Research team for this page: Emily Ezust [Administrator] , Sharon Krebs [Guest Editor]5. Von der Majestät Gottes
O große Majestät, anbetenswürd’ges Wesen, unendlich größrer Gott, als wir geschrieben lesen, ach! flöße meiner ganzen Seele ein ehrfurchtsvolles Schauern ein; lass, wenn ich deinen Ruhm erzähle, mich kleiner als ein Stäubgen sein. Du bist ein selig Gut; du weißt von keinem Leide, dein höchstes Wesen ist ein Meer vollkommner Freude. Du konntst in süßer Stille schweben, eh dich der Engel Schar geehrt. Es ward dein höchstvergnügtes Leben von keiner Einsamkeit gestört. Dein Seligsein wuchs nicht durch Schöpfung dieser Erden. Du konntst durch meinen Fall nicht unglückselig werden. Doch lässt dein Sohn in solche Mühe sich für mich schnöden Sünder ein, dass er mich wieder zu dir ziehe, als könntst du sonst nicht selig sein.
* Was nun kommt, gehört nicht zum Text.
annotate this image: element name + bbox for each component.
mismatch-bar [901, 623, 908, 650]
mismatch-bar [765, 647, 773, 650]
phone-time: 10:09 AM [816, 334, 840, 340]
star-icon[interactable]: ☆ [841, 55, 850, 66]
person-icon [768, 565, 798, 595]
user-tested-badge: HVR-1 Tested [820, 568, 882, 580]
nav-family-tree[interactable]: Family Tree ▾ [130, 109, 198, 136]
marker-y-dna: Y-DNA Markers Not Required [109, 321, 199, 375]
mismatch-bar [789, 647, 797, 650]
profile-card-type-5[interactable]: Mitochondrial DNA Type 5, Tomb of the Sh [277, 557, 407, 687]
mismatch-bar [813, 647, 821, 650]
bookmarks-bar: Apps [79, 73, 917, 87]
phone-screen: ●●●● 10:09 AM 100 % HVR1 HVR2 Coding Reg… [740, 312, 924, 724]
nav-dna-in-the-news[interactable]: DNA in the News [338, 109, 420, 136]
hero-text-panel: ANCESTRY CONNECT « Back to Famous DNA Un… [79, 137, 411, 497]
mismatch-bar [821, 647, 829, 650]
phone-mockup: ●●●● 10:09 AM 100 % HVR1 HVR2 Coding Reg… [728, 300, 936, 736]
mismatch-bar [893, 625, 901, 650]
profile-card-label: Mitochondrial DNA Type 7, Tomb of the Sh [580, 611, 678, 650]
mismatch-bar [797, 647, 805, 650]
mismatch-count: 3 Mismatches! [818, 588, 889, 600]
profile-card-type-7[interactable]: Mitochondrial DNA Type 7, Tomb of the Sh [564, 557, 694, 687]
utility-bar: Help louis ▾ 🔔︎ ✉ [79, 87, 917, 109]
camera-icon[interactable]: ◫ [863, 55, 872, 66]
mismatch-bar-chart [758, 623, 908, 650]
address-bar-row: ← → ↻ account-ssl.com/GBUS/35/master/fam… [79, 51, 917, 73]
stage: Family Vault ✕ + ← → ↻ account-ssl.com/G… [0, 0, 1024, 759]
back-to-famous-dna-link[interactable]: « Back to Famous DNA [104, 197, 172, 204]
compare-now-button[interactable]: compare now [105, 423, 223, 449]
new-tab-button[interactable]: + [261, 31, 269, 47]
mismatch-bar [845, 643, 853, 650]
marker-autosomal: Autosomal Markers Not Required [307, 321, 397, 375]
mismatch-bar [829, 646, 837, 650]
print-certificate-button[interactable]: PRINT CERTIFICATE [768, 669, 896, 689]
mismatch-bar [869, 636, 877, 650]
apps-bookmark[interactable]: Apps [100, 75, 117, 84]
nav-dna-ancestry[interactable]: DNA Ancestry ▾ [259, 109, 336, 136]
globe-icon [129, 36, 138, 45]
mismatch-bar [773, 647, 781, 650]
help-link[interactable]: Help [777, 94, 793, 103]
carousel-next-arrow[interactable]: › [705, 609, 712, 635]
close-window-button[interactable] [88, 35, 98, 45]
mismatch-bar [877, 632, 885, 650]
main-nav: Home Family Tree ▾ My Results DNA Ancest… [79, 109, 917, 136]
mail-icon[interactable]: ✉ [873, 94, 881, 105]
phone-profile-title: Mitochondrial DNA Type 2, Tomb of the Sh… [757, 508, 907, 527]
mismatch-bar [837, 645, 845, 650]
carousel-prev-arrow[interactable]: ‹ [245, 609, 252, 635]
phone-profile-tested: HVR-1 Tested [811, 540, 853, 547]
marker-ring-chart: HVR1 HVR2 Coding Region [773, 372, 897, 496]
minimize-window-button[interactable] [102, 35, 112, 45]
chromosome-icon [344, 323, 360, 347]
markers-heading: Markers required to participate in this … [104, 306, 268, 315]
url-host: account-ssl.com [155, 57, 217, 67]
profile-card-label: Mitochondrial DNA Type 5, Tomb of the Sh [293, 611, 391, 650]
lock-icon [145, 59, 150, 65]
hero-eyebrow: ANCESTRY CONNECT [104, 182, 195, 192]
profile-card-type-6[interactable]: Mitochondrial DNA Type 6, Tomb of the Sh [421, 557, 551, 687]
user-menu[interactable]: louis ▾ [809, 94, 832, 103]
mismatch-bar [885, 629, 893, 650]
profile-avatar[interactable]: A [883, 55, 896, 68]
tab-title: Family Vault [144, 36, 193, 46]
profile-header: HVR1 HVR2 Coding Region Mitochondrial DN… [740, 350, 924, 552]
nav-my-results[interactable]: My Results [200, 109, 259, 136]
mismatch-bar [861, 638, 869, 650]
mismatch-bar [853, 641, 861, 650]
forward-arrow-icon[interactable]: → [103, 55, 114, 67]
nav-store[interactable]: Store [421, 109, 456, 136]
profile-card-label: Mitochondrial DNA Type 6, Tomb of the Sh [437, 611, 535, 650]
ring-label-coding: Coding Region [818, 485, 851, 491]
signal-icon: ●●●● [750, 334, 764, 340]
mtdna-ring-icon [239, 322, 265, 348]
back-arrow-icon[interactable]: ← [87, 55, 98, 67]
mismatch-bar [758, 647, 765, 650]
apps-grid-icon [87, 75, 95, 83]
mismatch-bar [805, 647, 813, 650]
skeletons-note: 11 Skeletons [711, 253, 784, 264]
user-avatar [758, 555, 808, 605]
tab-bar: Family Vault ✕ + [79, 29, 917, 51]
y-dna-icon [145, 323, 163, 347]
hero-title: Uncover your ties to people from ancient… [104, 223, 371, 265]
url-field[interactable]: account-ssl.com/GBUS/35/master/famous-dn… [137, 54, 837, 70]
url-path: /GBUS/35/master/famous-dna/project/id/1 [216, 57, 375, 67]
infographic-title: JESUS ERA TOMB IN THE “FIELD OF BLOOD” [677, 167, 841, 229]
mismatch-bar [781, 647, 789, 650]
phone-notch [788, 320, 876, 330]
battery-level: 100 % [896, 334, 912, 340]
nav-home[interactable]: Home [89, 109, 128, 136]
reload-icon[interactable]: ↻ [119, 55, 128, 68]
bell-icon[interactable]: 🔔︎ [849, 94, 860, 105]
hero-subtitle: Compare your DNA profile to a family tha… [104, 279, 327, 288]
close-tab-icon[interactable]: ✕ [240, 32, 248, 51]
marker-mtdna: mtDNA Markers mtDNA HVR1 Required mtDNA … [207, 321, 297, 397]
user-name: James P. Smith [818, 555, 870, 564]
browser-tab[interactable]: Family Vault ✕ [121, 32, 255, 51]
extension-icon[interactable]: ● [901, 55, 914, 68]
Du kannst mit größtem Recht allein gewaltig heißen, dein Donner kann die Erd aus ihren Achsen reißen. Es ist kein Ziel in deiner Stärke, dein Wort trägt diese schwere Welt. Das ist das kleinste deiner Werke, was jeder für unmöglich hält. Du bist der Herren Herr, den Erd und Himmel scheuet, der denen Kön’gen selbst die teuren Kronen leihet. Dich fürchten alle Majestäten, dich betet jede Herrschaft an. Du kannst so Leib als Seele töten, das kein zerbrechlichs Zepter kann. Du bist es, der allein Unsterblichkeit besitzet und andre, wenn er will, vor Tod und Gruft beschützet. Was die erschaffnen Geister haben, das tragen sie von dir zum Lehn. Du kannst sie in ihr Nichts begraben, bleibst aber selber ewig stehn. Ein unzugänglich Licht muss dir zur Wohnung dienen, ein Glanz, der noch zu klar den lichten Seraphinen, ein Blitz, der selbst die Engel blendet, wenn er auf ihre Augen fällt, von welchem sich ihr Antlitz wendet und sich vor Scham verhüllet hält. Welch sterblich Auge hat dein Wesen je geschauet? Wer lebet, der es sich im Fleisch zu sehen trauet? Du siehst zwar wie im hellen Morgen, was Nacht und Abgrund in sich schleußt; uns aber bleibst du wohl verborgen, du unsichtbarer großer Geist.
Text Authorship:
- by Christian Fürchtegott Gellert (1715 - 1769)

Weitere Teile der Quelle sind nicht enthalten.